Die Vergleichsmarken können wegen des weitreichenden Warenoberbegriffs im Warenverzeichnis der Widerspruchsmarke zur Kennzeichnung zum Teil sehr ähnlicher Waren verwendet werden. So können die Waren der Widerspruchsmarke die von der angegriffenen Marke beanspruchten Diätetika und Ernährungstherapeutika umfassen, so dass sich hinsichtlich stofflicher Zusammensetzung und Bestimmung enge Berührungspunkte ergeben; hinsichtlich "Babykost" ist von mittlerer Ähnlichkeit auszugehen (vgl. Richter/Stoppel, Die Ähnlichkeit von Waren und Dienstleistungen, 13. Aufl., S. 21; 68; 217).

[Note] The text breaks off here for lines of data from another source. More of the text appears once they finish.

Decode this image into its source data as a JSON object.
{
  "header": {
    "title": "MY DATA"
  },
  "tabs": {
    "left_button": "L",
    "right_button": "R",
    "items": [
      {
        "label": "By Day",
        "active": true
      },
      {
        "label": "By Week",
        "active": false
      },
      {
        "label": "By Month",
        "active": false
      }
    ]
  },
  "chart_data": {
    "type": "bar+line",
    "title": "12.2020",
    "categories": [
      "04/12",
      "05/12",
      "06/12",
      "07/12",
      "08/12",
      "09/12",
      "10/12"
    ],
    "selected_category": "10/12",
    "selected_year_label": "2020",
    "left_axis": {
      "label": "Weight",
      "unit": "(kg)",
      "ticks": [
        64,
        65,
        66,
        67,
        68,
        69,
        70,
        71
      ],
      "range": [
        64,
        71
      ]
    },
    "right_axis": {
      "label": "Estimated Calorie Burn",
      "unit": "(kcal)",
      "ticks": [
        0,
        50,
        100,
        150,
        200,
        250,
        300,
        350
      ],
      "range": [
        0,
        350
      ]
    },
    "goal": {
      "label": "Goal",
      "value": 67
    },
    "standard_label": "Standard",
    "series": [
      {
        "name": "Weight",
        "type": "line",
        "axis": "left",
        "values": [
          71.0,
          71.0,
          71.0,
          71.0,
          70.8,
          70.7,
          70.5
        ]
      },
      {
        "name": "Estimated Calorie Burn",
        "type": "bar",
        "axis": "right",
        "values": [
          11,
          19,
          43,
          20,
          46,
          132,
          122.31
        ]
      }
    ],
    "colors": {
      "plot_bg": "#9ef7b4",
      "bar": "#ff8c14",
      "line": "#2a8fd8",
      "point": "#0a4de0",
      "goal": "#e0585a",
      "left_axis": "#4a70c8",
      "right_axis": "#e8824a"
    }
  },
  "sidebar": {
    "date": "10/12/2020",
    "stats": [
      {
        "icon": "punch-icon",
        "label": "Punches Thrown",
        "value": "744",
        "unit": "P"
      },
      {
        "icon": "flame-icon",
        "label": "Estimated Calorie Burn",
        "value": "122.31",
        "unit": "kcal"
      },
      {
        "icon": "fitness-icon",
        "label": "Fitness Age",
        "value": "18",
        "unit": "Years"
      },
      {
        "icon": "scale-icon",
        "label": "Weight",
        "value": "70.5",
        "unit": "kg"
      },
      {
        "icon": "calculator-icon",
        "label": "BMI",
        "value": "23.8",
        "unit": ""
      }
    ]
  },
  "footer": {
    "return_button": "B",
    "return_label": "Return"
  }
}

Für die vorliegenden Waren sind allgemeine Verkehrskreise uneingeschränkt zu berücksichtigen. Dabei ist aber davon auszugehen, dass grundsätzlich nicht auf einen sich nur flüchtig mit der Ware befassenden, sondern auf einen durchschnittlich informierten, aufmerksamen und verständigen Durchschnittsverbraucher abzustellen ist, dessen Aufmerksamkeit je nach Art der Ware unterschiedlich hoch sein kann (vgl. BGH GRUR 2000, 506 - ATTACHÉ/TISSERAND) und der insbesondere allem, was mit der Gesundheit zusammenhängt, eine gesteigerte Aufmerksamkeit beizumessen pflegt (vgl. BGH GRUR 1995, 50 - Indorektal/Indohexal).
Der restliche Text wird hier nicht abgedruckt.